Artikel 5
Lid 5 van artikel 5 komt te luiden als volgt:
"De hoogte van een pgb aan een persoon die behoort tot het eigen sociale netwerk bedraagt ofwel:
- a.
indien er sprake is van een overeenkomst in het kader van een arbeidsrelatie óf indien er sprake is van een zorgovereenkomst van opdracht met een partner of een 1e of 2e graads-familielid: 100% van het wettelijk minimum uurloon, inclusief vakantiebijslag, zoals bedoeld in de Wet minimumloon en minimumvakantiebijslag voor een persoon van 21 jaar of ouder met een 36-urige werkweek.
ofwel:
- b.
indien er geen sprake is van een overeenkomst zoals onder a beschreven (dus geen werkgeverschap of opdrachtgeverschap): een tegemoetkoming en/of een onkostenvergoeding."
De toelichting van lid 5 van artikel 5 komt te luiden als volgt:
Vanaf 1 mei 2019 is de ministeriële regeling voor hulp uit het sociaal netwerk (te betalen uit een pgb) van kracht.
Dat houdt in dat vanaf dat moment alle personen die vanuit een overeenkomst werken en betaald worden uit een persoonsgebonden budget (pgb), ofwel het minimumuurloon moeten krijgen (beschrijving onder lid 5a), ofwel gebruik moeten gaan maken van de nieuwe regeling, met de zogenaamde ‘verklaring’(beschrijving onder lid 5b).
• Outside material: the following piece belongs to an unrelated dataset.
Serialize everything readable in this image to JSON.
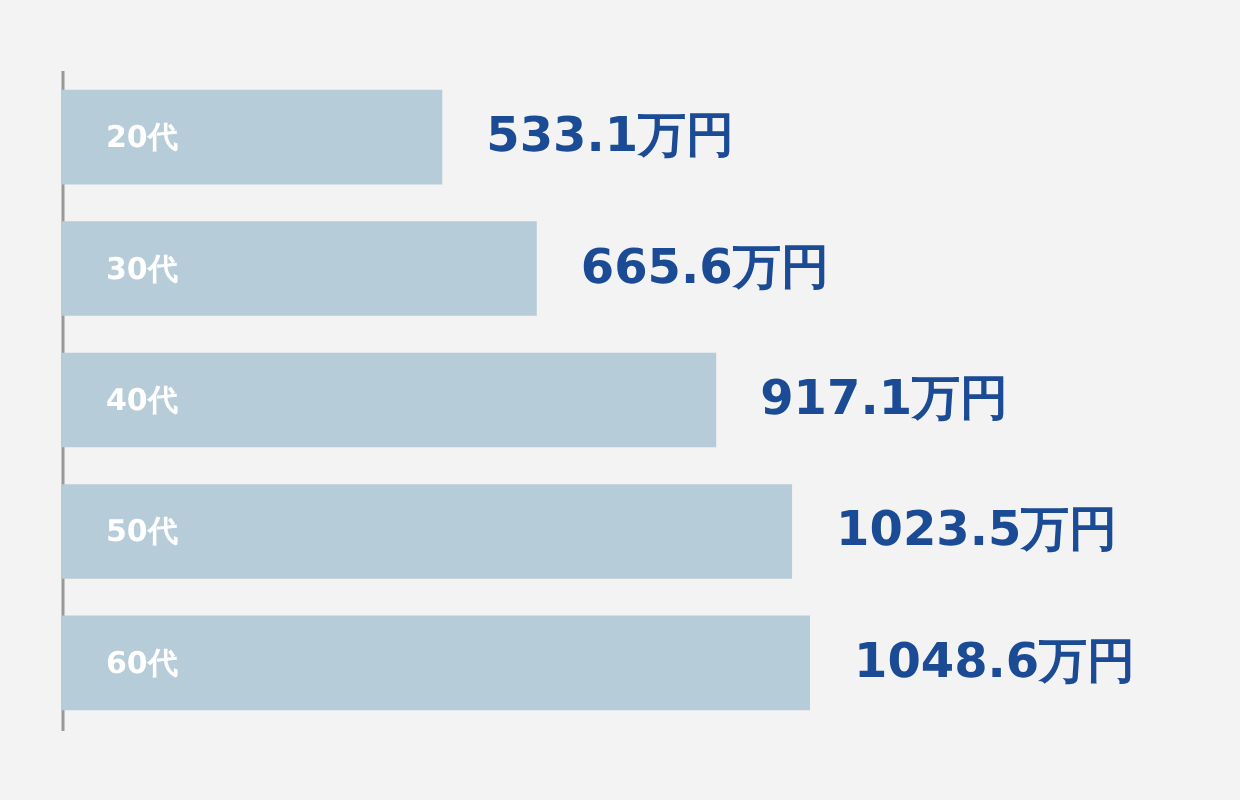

Wat betreft dit laatste kunnen gemeenten het voor budgethouders mogelijk maken een tegemoetkoming te verstrekken aan hun informele hulp en kan dat eventueel aangevuld worden met een vergoeding voor bepaalde kosten.
Deze nieuwe regeling maakt het per 1 mei 2019 dus mogelijk om betalingen uit een pgb te doen in die situaties waar geen sprake is van een arbeidsrelatie of zorgovereenkomst van opdracht met een partner of een 1e of 2e graads-familielid. Het gaat om hulp in familieverband, burenhulp of vriendendienst. Deze betalingen hoeven dan niet aan het wettelijk minimumloon te voldoen.
Achtergrond van deze nieuwe ministeriele regeling:
Per 2018 geldt het recht op wettelijk minimumloon
Wml
) en de minimumvakantiebijslag voor alle personen die tegen beloning arbeid verrichten op basis van een overeenkomst van opdracht, tenzij deze arbeid wordt verricht vanuit de uitoefening van een bedrijf of in de zelfstandige uitoefening van een beroep. Dit betekent dat ook de informele hulpverleners minimaal het minimumloon en minimumvakantiebijslag betaald moeten krijgen als zij, op basis van een overeenkomst (hetzij in het kader van een arbeidsrelatie, hetzij in het kader van een zorgovereenkomst van opdracht met een partner of een 1e of 2e graads-familielid), vanuit een persoonsgebonden budget worden betaald. De overeenkomst met een partner of familielid is geen arbeidscontract. De partner of het familielid komt niet in loondienst als deze overeenkomst wordt afgesloten. Dit betekent dat de zorgverlener geen recht heeft op doorbetaling bij ziekte en geen recht heeft op uitkering bij werkloosheid of arbeidsongeschiktheid. De vergoeding van de zorgverlener is inkomen voor de Belastingdienst. De zorgverlener moet belasting betalen over de vergoeding.
2. Dit besluit in werking te laten treden op de dag na de bekendmaking van dit besluit in het Gemeenteblad.